Tuesday, October 21, 2008: 12:15 PM
Grand Ballroom B/C (Hyatt Regency Penns Landing)
Ruth Etzioni, PhD1, Roman Gulati2, William Hazelton2 and Lurdes Inoue, PhD3, (1)Fred Hutchinson Cancer Research Center/ University of Washington, Seattle, WA, (2)Fred Hutchinson Cancer Research Center, Seattle, WA, (3)University of Washington, Seattle, WA
Objective: The objective of this work is to bring mathematical models of prostate cancer progression and outcomes to the policymaking table. Continuous biomarkers such as PSA yield a plethora of possible test-positive criteria. Coherent comparison of the many alternatives requires a model that links biomarker growth with disease progression. Our objective in the present study is to calibrate such a model to US population incidence data and to use it to project disease outcomes for the purpose of guideline development in prostate cancer.

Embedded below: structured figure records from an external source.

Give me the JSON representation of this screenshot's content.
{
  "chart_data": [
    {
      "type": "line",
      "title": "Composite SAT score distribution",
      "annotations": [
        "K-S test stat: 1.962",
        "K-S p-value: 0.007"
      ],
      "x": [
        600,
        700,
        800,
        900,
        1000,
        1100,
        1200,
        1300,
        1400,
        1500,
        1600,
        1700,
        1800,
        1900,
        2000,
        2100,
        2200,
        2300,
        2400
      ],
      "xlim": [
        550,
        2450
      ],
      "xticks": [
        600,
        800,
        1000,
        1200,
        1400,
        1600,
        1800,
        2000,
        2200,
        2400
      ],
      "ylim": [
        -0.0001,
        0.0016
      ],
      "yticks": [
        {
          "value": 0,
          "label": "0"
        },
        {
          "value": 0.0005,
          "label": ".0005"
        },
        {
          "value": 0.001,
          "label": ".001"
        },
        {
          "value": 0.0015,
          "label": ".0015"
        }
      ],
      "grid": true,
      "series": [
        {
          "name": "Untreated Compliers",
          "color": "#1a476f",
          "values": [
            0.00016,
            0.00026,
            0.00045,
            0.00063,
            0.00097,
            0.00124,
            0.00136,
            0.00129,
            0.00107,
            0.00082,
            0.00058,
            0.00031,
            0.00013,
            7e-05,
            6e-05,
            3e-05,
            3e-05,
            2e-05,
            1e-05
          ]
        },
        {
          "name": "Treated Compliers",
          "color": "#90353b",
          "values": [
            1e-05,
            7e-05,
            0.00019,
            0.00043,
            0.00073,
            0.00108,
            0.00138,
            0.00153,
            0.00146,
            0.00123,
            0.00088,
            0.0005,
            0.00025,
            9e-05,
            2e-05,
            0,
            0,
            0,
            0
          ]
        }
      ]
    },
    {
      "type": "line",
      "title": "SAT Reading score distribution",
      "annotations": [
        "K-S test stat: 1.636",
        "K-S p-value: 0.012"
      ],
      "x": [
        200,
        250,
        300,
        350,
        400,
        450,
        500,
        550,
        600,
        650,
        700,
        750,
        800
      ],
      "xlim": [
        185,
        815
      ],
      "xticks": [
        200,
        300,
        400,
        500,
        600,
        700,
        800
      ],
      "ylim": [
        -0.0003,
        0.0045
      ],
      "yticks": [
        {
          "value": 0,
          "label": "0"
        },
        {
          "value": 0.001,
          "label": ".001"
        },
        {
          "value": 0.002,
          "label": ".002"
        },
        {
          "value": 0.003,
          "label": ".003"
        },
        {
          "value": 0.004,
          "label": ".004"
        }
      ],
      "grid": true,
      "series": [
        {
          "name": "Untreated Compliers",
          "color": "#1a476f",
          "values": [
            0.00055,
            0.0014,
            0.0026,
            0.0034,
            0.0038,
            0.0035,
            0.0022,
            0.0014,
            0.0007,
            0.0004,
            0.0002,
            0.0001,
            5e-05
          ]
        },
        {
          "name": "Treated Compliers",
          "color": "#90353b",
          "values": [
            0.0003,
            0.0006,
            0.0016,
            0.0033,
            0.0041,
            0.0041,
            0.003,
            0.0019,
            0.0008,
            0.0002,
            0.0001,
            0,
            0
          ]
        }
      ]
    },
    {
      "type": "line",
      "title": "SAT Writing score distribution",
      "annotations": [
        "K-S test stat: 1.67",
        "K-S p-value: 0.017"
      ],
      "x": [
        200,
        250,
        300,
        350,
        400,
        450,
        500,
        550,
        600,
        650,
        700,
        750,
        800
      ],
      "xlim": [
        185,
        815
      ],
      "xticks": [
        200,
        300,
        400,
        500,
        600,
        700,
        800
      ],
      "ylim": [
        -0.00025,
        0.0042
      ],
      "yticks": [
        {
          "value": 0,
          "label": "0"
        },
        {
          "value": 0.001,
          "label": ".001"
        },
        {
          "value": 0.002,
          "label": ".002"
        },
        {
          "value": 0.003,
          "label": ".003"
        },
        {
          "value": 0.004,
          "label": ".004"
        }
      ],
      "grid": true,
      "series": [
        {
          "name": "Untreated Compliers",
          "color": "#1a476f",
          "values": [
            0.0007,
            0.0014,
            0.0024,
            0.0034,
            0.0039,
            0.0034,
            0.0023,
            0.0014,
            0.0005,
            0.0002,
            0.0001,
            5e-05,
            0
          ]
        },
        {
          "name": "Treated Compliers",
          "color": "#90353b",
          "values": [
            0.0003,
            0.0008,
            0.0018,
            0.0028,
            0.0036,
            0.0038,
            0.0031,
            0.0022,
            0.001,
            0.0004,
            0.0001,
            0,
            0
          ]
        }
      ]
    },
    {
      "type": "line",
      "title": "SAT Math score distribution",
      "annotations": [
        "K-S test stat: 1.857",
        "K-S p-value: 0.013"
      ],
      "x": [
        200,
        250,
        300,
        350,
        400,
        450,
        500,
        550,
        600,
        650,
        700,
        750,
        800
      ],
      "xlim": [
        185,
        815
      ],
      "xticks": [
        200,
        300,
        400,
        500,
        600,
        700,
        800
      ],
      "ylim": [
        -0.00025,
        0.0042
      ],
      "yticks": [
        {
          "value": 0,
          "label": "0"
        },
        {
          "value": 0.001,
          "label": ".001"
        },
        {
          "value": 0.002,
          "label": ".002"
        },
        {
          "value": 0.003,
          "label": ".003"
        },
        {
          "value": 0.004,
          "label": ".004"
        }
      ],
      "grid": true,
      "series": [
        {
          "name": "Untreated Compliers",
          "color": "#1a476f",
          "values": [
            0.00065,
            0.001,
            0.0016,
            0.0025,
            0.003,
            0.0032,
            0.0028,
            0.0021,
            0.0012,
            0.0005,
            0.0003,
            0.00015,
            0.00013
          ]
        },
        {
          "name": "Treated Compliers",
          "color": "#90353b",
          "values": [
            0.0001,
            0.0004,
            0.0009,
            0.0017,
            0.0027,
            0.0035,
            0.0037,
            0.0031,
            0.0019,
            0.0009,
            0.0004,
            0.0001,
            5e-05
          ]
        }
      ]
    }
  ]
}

Methods: The model consists of two components, PSA growth and disease progression. PSA growth is estimated via mixed effects modeling of data from the Prostate Cancer Prevention Trial. Disease progression is governed by hazard functions that depend on PSA and determine onset, metastatic spread, and clinical detection. Given PSA growth curves, progression hazards are estimated by maximum likelihood using data on prostate cancer incidence in the US from 1975 to 2000. This procedure also utilizes information on the frequency of PSA testing and biopsy following a test by age and year. We use the calibrated model to project early detections and overdiagnoses for PSA cutoffs of 2.5 versus 4ng/ml, representing an ongoing quandary in the prostate screening community.
Results: The calibrated model matches the peak in observed early stage incidence but the modeled decline in advanced disease is less pronounced than that observed. Disease natural history measures validate well against other US population studies. The estimated mean lead times range from 4 to 7 years depending on age. Sojourn times range from 2 to 13 years. Assuming that biopsy referral for PSA between 2.5 and 4.0 ng/ml would approximate that for PSA between 4.0 and 7.0 ng/ml, we find that the lower cutoff shifts 1 case from advanced to localized stage per 422 additional overdiagnoses. Conclusions: Using a model that links biomarker growth with disease progression allows us to quantify the likely benefits associated with different screen-positive criteria and to consider the balance of benefit and cost. We conclude that a lower PSA cutoff produces little benefit in terms of detection of curable disease relative to the standard cutoff of 4 ng/ml at considerable cost.